Cellular junctions are specialized structures that allow cells to connect and interact, which is fundamental to the formation and function of tissues within the body. These protein complexes govern how cells associate with one another or with the surrounding extracellular matrix. They help maintain the structural integrity of tissues, enabling cells to form continuous sheets that act as protective and selective barriers, such as in the lining of the gut or the surface of the skin. Desmosomes represent a class of these cell-to-cell connections, playing a distinct role in maintaining tissue cohesion.
Anchoring Junctions and Mechanical Stress
Desmosomes are formally classified as a type of anchoring junction, a category of cellular connection designed specifically to provide robust mechanical strength to tissues. Within this group, a desmosome is more precisely known as a macula adherens, a term that refers to its spot-like, localized adhesion structure. The primary function of all anchoring junctions is to mechanically couple the cytoskeletons of adjacent cells, allowing them to withstand significant physical forces without pulling apart.
These junctions are distinct from other types, such as tight junctions, which create sealing barriers to block the passage of molecules between cells, or gap junctions, which form channels for direct communication. Desmosomes act like spot-welds distributed across the cell surface, ensuring cells remain tightly bound together even under extreme duress. By linking the internal scaffolding of two neighboring cells, the desmosome effectively distributes any applied mechanical stress across a wider cellular network, preventing damage from concentrating in one area.
The Molecular Architecture of Desmosomes
The ability of a desmosome to withstand mechanical stress is rooted in its highly organized, multi-component structure. At the center of the connection are transmembrane linker proteins belonging to the cadherin family, specifically desmoglein and desmocollin. These proteins extend from the plasma membrane of one cell, cross the narrow extracellular space, and bind with their counterparts on the adjacent cell in a calcium-dependent manner, forming the adhesive interface.
On the inside of each cell, the cytoplasmic tails of these cadherin proteins connect to a dense, disc-shaped structure known as the cytoplasmic plaque. This plaque is a layered assembly of various linker proteins, including plakoglobin and plakophilins, which are members of the armadillo family. These proteins act as adaptors, organizing the junction and recruiting the most abundant component of the plaque, desmoplakin.
Desmoplakin functions as the primary mediator, extending from the inner plaque to link the entire desmosome to the cell’s internal structural network. Desmosomes are specifically characterized by their attachment to the intermediate filaments of the cytoskeleton, which are typically keratin filaments in epithelial cells. This connection to the strong, ropelike intermediate filaments allows the desmosome to anchor the adhesion deep within the cell, enabling the tissue to absorb and dissipate powerful mechanical tension.

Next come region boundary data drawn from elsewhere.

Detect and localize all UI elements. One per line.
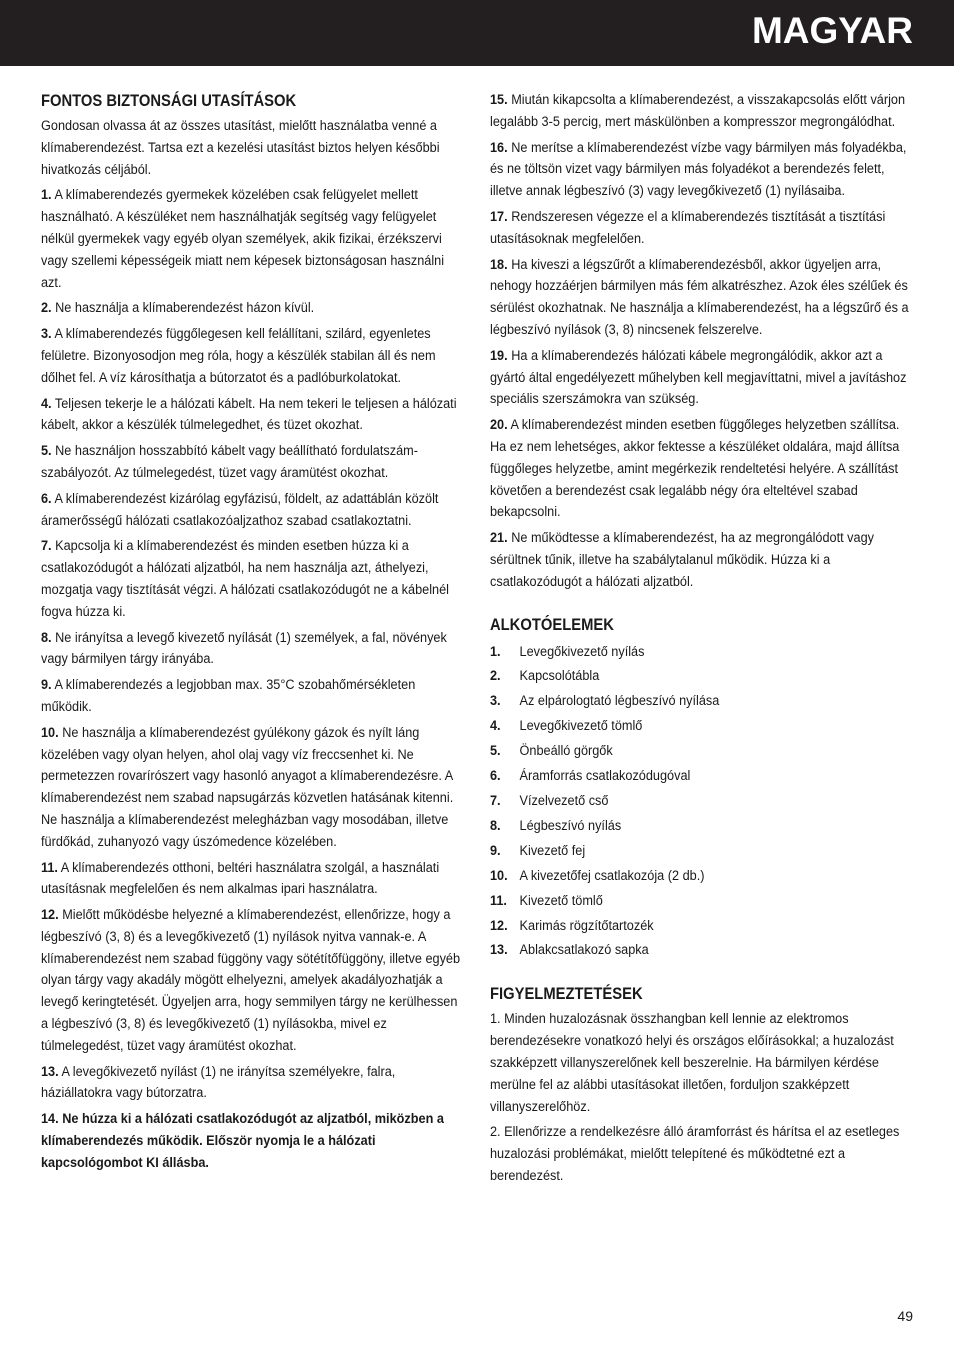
list-item [490,789,911,814]
item-number: 3. [41,326,52,343]
part-number: 5. [490,743,501,760]
item-text: Ne működtesse a klímaberendezést, ha az megrongálódott vagy sérültnek tűnik, illetve ha szabálytalanul működik. Húzza ki a csatlakozódugót a hálózati aljzatból. [490,530,875,590]
list-item [490,914,911,939]
list-item [490,889,911,914]
warnings-section [490,983,911,1187]
part-label: Az elpárologtató légbeszívó nyílása [519,693,720,710]
item-text: Ne használja a klímaberendezést házon kívül. [55,300,315,317]
part-number: 7. [490,792,501,809]
list-item [490,764,911,789]
part-label: Ablakcsatlakozó sapka [519,942,649,959]
safety-item [490,255,911,342]
list-item [490,814,911,839]
list-item [490,839,911,864]
part-number: 8. [490,817,501,834]
safety-item [41,394,462,438]
part-label: Levegőkivezető nyílás [519,643,645,660]
page-number: 49 [897,1308,913,1324]
item-number: 1. [41,187,52,204]
item-text: A klímaberendezést kizárólag egyfázisú, földelt, az adattáblán közölt áramerősségű hálózati csatlakozóaljzathoz szabad csatlakoztatni. [41,490,439,529]
safety-item [41,298,462,320]
item-number: 12. [41,907,59,924]
item-text: Ne irányítsa a levegő kivezető nyílását (1) személyek, a fal, növények vagy bármilyen tárgy irányába. [41,629,447,668]
list-item [490,689,911,714]
part-label: Önbeálló görgők [519,743,613,760]
parts-list [490,640,911,964]
item-text: Ne húzza ki a hálózati csatlakozódugót az aljzatból, miközben a klímaberendezés működik. Először nyomja le a hálózati kapcsológombot KI állásba. [41,1111,444,1171]
safety-intro: Gondosan olvassa át az összes utasítást, mielőtt használatba venné a klímaberendezést. Tartsa ezt a kezelési utasítást biztos helyen későbbi hivatkozás céljából. [41,118,440,178]
warning-paragraph: 1. Minden huzalozásnak összhangban kell lennie az elektromos berendezésekre vonatkozó helyi és országos előírásokkal; a huzalozást szakképzett villanyszerelőnek kell beszerelnie. Ha bármilyen kérdése merülne fel az alábbi utasításokat illetően, forduljon szakképzett villanyszerelőhöz. [490,1011,894,1115]
list-item [490,714,911,739]
item-number: 21. [490,530,508,547]
part-number: 12. [490,917,508,934]
item-text: A klímaberendezés függőlegesen kell felállítani, szilárd, egyenletes felületre. Bizonyosodjon meg róla, hogy a készülék stabilan áll és nem dőlhet fel. A víz károsíthatja a bútorzatot és a padlóburkolatokat. [41,326,436,386]
item-number: 11. [41,859,58,876]
part-number: 3. [490,693,501,710]
part-label: Kivezető fej [519,842,586,859]
safety-item [490,138,911,203]
part-number: 13. [490,942,508,959]
safety-item [41,324,462,389]
warnings-heading: FIGYELMEZTETÉSEK [490,985,643,1004]
part-label: Áramforrás csatlakozódugóval [519,768,691,785]
item-text: Ha kiveszi a légszűrőt a klímaberendezésből, akkor ügyeljen arra, nehogy hozzáérjen bármilyen más fém alkatrészhez. Azok éles szélűek és sérülést okozhatnak. Ne használja a klímaberendezést, ha a légszűrő és a légbeszívó nyílások (3, 8) nincsenek felszerelve. [490,256,909,338]
parts-heading: ALKOTÓELEMEK [490,615,614,634]
item-text: A klímaberendezés a legjobban max. 35°C szobahőmérsékleten működik. [41,677,416,715]
item-text: Kapcsolja ki a klímaberendezést és minden esetben húzza ki a csatlakozódugót a hálózati aljzatból, ha nem használja azt, áthelyezi, mozgatja vagy tisztítását végzi. A hálózati csatlakozódugót ne a kábelnél fogva húzza ki. [41,538,449,620]
item-text: A levegőkivezető nyílást (1) ne irányítsa személyekre, falra, háziállatokra vagy bútorzatra. [41,1063,396,1102]
list-item [490,640,911,665]
item-number: 4. [41,395,52,412]
part-label: Vízelvezető cső [519,792,609,809]
safety-item [41,536,462,623]
safety-item-emphasis [41,1109,462,1174]
safety-item [490,415,911,524]
item-text: Miután kikapcsolta a klímaberendezést, a visszakapcsolás előtt várjon legalább 3-5 percig, mert máskülönben a kompresszor megrongálódhat. [490,92,906,130]
item-number: 20. [490,417,508,434]
item-text: Teljesen tekerje le a hálózati kábelt. Ha nem tekeri le teljesen a hálózati kábelt, akkor a készülék túlmelegedhet, és tüzet okozhat. [41,395,457,434]
item-number: 7. [41,538,52,555]
safety-item [41,675,462,719]
item-number: 2. [41,300,52,317]
item-text: Mielőtt működésbe helyezné a klímaberendezést, ellenőrizze, hogy a légbeszívó (3, 8) és a levegőkivezető (1) nyílások nyitva vannak-e. A klímaberendezést nem szabad függöny vagy sötétítőfüggöny, illetve egyéb olyan tárgy vagy akadály mögött elhelyezni, amelyek akadályozhatják a levegő keringtetését. Ügyeljen arra, hogy semmilyen tárgy ne kerülhessen a légbeszívó (3, 8) és levegőkivezető (1) nyílásokba, mivel ez túlmelegedést, tüzet vagy áramütést okozhat. [41,907,461,1054]
part-label: Kivezető tömlő [519,892,603,909]
part-number: 2. [490,668,501,685]
left-column [41,90,462,1179]
part-label: Légbeszívó nyílás [519,817,622,834]
item-text: Ne használja a klímaberendezést gyúlékony gázok és nyílt láng közelében vagy olyan helyen, ahol olaj vagy víz freccsenhet ki. Ne permetezzen rovarírószert vagy hasonló anyagot a klímaberendezésre. A klímaberendezést nem szabad napsugárzás közvetlen hatásának kitenni. Ne használja a klímaberendezést melegházban vagy mosodában, illetve fürdőkád, zuhanyozó vagy úszómedence közelében. [41,724,454,850]
header-bar [0,0,954,66]
warning-paragraph: 2. Ellenőrizze a rendelkezésre álló áramforrást és hárítsa el az esetleges huzalozási problémákat, mielőtt telepítené és működtetné ezt a berendezést. [490,1124,900,1184]
item-text: Ne merítse a klímaberendezést vízbe vagy bármilyen más folyadékba, és ne töltsön vizet vagy bármilyen más folyadékot a berendezés felett, illetve annak légbeszívó (3) vagy levegőkivezető (1) nyílásaiba. [490,139,907,200]
item-text: Rendszeresen végezze el a klímaberendezés tisztítását a tisztítási utasításoknak megfelelően. [490,208,886,247]
part-number: 10. [490,867,508,884]
safety-item [41,1062,462,1106]
right-column [490,90,911,1192]
list-item [490,739,911,764]
part-number: 11. [490,892,507,909]
item-number: 8. [41,629,52,646]
safety-item [41,723,462,854]
item-number: 10. [41,724,59,741]
item-text: A klímaberendezés otthoni, beltéri használatra szolgál, a használati utasításnak megfelelően és nem alkalmas ipari használatra. [41,859,440,898]
item-number: 6. [41,490,52,507]
item-text: Ha a klímaberendezés hálózati kábele megrongálódik, akkor azt a gyártó által engedélyezett műhelyben kell megjavíttatni, mivel a javításhoz speciális szerszámokra van szükség. [490,347,907,408]
safety-item [41,628,462,672]
safety-item [490,346,911,411]
item-number: 18. [490,256,508,273]
part-label: Karimás rögzítőtartozék [519,917,654,934]
item-number: 14. [41,1111,59,1128]
item-number: 9. [41,677,52,694]
part-number: 9. [490,842,501,859]
item-number: 19. [490,347,508,364]
item-number: 13. [41,1063,59,1080]
safety-item [41,489,462,533]
list-item [490,664,911,689]
part-label: Kapcsolótábla [519,668,600,685]
safety-item [41,185,462,294]
parts-section [490,614,911,964]
item-text: A klímaberendezést minden esetben függőleges helyzetben szállítsa. Ha ez nem lehetséges, akkor fektesse a készüléket oldalára, majd állítsa függőleges helyzetbe, amint megérkezik rendeltetési helyére. A szállítást követően a berendezést csak legalább négy óra elteltével szabad bekapcsolni. [490,417,900,521]
part-number: 6. [490,768,501,785]
item-number: 17. [490,208,508,225]
item-text: A klímaberendezés gyermekek közelében csak felügyelet mellett használható. A készüléket nem használhatják segítség vagy felügyelet nélkül gyermekek vagy egyéb olyan személyek, akik fizikai, érzékszervi vagy szellemi képességeik miatt nem képesek biztonságosan használni azt. [41,187,445,291]
safety-item [41,441,462,485]
safety-item [41,858,462,902]
safety-item [41,905,462,1058]
safety-item [490,90,911,134]
safety-item [490,528,911,593]
list-item [490,938,911,963]
part-label: A kivezetőfej csatlakozója (2 db.) [519,867,705,884]
part-label: Levegőkivezető tömlő [519,718,643,735]
item-number: 5. [41,443,52,460]
item-text: Ne használjon hosszabbító kábelt vagy beállítható fordulatszám-szabályozót. Az túlmelegedést, tüzet vagy áramütést okozhat. [41,443,418,481]
safety-item [490,207,911,251]
language-title: MAGYAR [751,10,913,51]
part-number: 4. [490,718,501,735]
safety-heading: FONTOS BIZTONSÁGI UTASÍTÁSOK [41,92,297,110]
item-number: 16. [490,139,508,156]
list-item [490,864,911,889]
part-number: 1. [490,643,501,660]
item-number: 15. [490,92,508,108]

Key Tissues and Functional Importance
The functional consequence of the desmosome’s robust structure is seen most clearly in tissues that are constantly subjected to high levels of physical force. Desmosomes are highly concentrated in the stratified squamous epithelial tissues, such as the epidermis of the skin, where they are essential for resisting abrasion and shear forces. The extensive network of desmosomes and their associated keratin filaments gives the skin its resilience, allowing it to stretch and withstand external friction without tearing or blistering.

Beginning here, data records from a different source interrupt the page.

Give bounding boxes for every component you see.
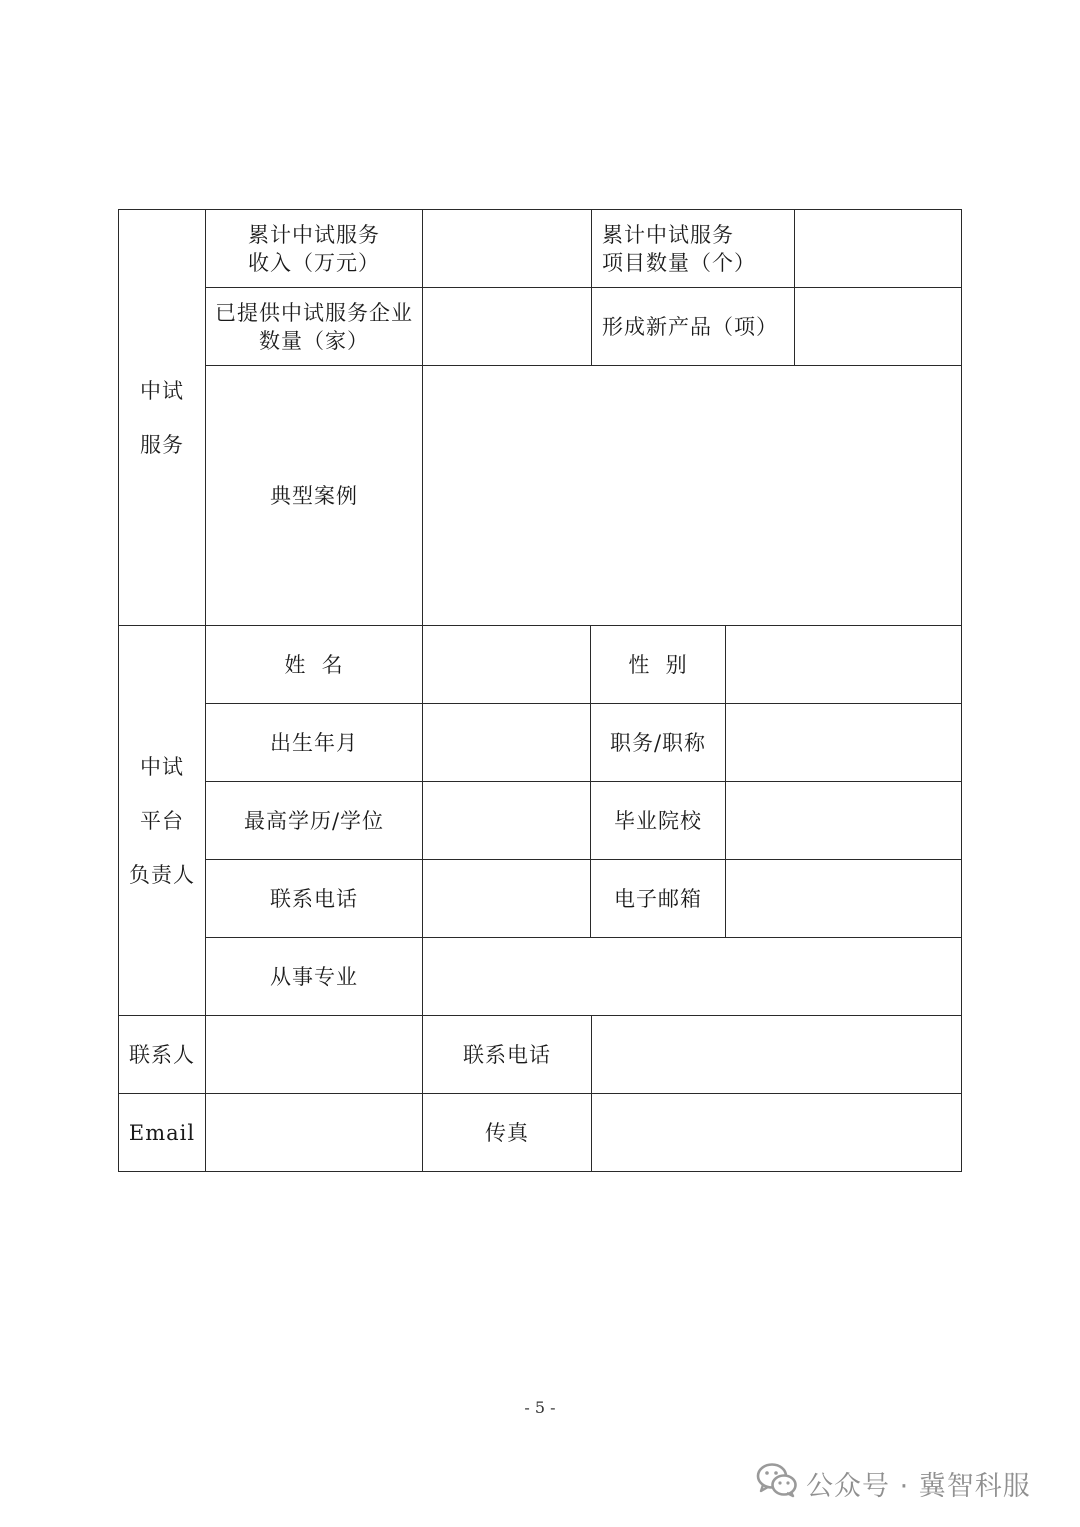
contact-person-field[interactable]: [206, 1016, 423, 1094]
title-label: 职务/职称: [591, 704, 726, 782]
major-field[interactable]: [423, 938, 962, 1016]
watermark: [756, 1463, 1031, 1503]
typical-cases-field[interactable]: [423, 366, 962, 626]
school-field[interactable]: [726, 782, 962, 860]
title-field[interactable]: [726, 704, 962, 782]
wechat-icon: [756, 1462, 798, 1505]
gender-label: 性 别: [591, 626, 726, 704]
education-label: 最高学历/学位: [206, 782, 423, 860]
companies-served-field[interactable]: [423, 288, 592, 366]
fax-field[interactable]: [592, 1094, 962, 1172]
platform-head-section-label: 中试 平台 负责人: [119, 626, 206, 1016]
head-phone-label: 联系电话: [206, 860, 423, 938]
head-phone-field[interactable]: [423, 860, 591, 938]
education-field[interactable]: [423, 782, 591, 860]
cumulative-projects-field[interactable]: [795, 210, 962, 288]
major-label: 从事专业: [206, 938, 423, 1016]
name-field[interactable]: [423, 626, 591, 704]
contact-person-label: 联系人: [119, 1016, 206, 1094]
contact-phone-field[interactable]: [592, 1016, 962, 1094]
pilot-service-section-label: 中试 服务: [119, 210, 206, 626]
cumulative-income-field[interactable]: [423, 210, 592, 288]
head-email-label: 电子邮箱: [591, 860, 726, 938]
new-products-label: 形成新产品（项）: [592, 288, 795, 366]
head-email-field[interactable]: [726, 860, 962, 938]
application-form-table: [118, 209, 962, 1172]
contact-email-field[interactable]: [206, 1094, 423, 1172]
companies-served-label: 已提供中试服务企业 数量（家）: [206, 288, 423, 366]
new-products-field[interactable]: [795, 288, 962, 366]
contact-phone-label: 联系电话: [423, 1016, 592, 1094]
name-label: 姓 名: [206, 626, 423, 704]
fax-label: 传真: [423, 1094, 592, 1172]
cumulative-income-label: 累计中试服务 收入（万元）: [206, 210, 423, 288]
contact-email-label: Email: [119, 1094, 206, 1172]
birth-label: 出生年月: [206, 704, 423, 782]
school-label: 毕业院校: [591, 782, 726, 860]
cumulative-projects-label: 累计中试服务 项目数量（个）: [592, 210, 795, 288]
typical-cases-label: 典型案例: [206, 366, 423, 626]
gender-field[interactable]: [726, 626, 962, 704]
birth-field[interactable]: [423, 704, 591, 782]
page-number: - 5 -: [524, 1398, 556, 1417]
watermark-text: 公众号 · 冀智科服: [806, 1470, 1031, 1502]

These powerful junctions are also abundant in the myocardium, the muscle tissue of the heart. Cardiac muscle cells must contract forcefully and rhythmically over a lifetime, generating significant internal mechanical stress. Desmosomes ensure that the individual heart cells remain tightly linked together during these powerful, repetitive contractions, preventing the tissue from being pulled apart. Disruptions to the proteins that form the desmosome often lead to diseases characterized by fragile tissues, such as blistering skin disorders or certain types of cardiomyopathy.